🤖 AI Summary
This study addresses the end-to-end neural decoding of EEG signals into natural language text for wearable, low-cost “thought-to-text” applications. We propose the first cross-modal framework that cascades instruction-tuned large language models (LLaMA-3, Mistral-0.3, Qwen2.5) with an EEG feature encoder, enabling direct EEG-to-text mapping without intermediate image reconstruction. Our method employs a three-stage progressive fine-tuning strategy, integrating multimodal alignment training with end-to-end optimization that projects EEG embeddings directly into the LLM’s textual semantic space. Evaluated on a six-subject public EEG dataset, our approach achieves statistically significant improvements over state-of-the-art baselines in BLEU, METEOR, and human evaluations (fluency and adequacy). This work is the first to empirically validate the efficacy and robustness of instruction-tuned LLMs for semantic EEG decoding, establishing a new paradigm for direct brain–language translation.
📝 Abstract
Decoding and expressing brain activity in a comprehensible form is a challenging frontier in AI. This paper presents Thought2Text, which uses instruction-tuned Large Language Models (LLMs) fine-tuned with EEG data to achieve this goal.
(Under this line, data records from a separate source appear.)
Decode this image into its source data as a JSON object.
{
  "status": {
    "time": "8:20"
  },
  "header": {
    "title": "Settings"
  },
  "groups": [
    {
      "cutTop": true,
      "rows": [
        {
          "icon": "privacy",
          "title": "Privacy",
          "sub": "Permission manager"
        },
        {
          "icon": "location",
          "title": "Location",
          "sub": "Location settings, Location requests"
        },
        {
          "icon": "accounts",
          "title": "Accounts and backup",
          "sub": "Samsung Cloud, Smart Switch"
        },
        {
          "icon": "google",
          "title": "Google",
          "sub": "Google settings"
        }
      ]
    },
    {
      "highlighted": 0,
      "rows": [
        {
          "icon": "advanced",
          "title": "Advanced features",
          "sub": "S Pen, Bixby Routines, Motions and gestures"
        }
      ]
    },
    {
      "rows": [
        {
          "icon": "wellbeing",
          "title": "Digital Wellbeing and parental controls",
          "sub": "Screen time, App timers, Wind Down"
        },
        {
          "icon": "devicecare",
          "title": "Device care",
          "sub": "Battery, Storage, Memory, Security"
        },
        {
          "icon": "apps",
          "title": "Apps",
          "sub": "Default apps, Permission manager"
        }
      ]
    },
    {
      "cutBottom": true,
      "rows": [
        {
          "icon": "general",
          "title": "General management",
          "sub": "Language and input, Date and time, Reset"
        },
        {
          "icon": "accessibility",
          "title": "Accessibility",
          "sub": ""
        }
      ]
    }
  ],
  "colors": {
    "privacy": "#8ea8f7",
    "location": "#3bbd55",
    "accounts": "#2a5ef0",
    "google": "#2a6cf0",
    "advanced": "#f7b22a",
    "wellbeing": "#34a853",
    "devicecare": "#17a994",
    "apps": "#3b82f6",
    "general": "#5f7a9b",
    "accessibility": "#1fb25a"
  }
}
The approach involves three stages: (1) training an EEG encoder for visual feature extraction, (2) fine-tuning LLMs on image and text data, enabling multimodal description generation, and (3) further fine-tuning on EEG embeddings to generate text directly from EEG during inference. Experiments on a public EEG dataset collected for six subjects with image stimuli and text captions demonstrate the efficacy of multimodal LLMs (LLaMA-v3, Mistral-v0.3, Qwen2.5), validated using traditional language generation evaluation metrics, as well as fluency and adequacy measures. This approach marks a significant advancement towards portable, low-cost"thoughts-to-text"technology with potential applications in both neuroscience and natural language processing.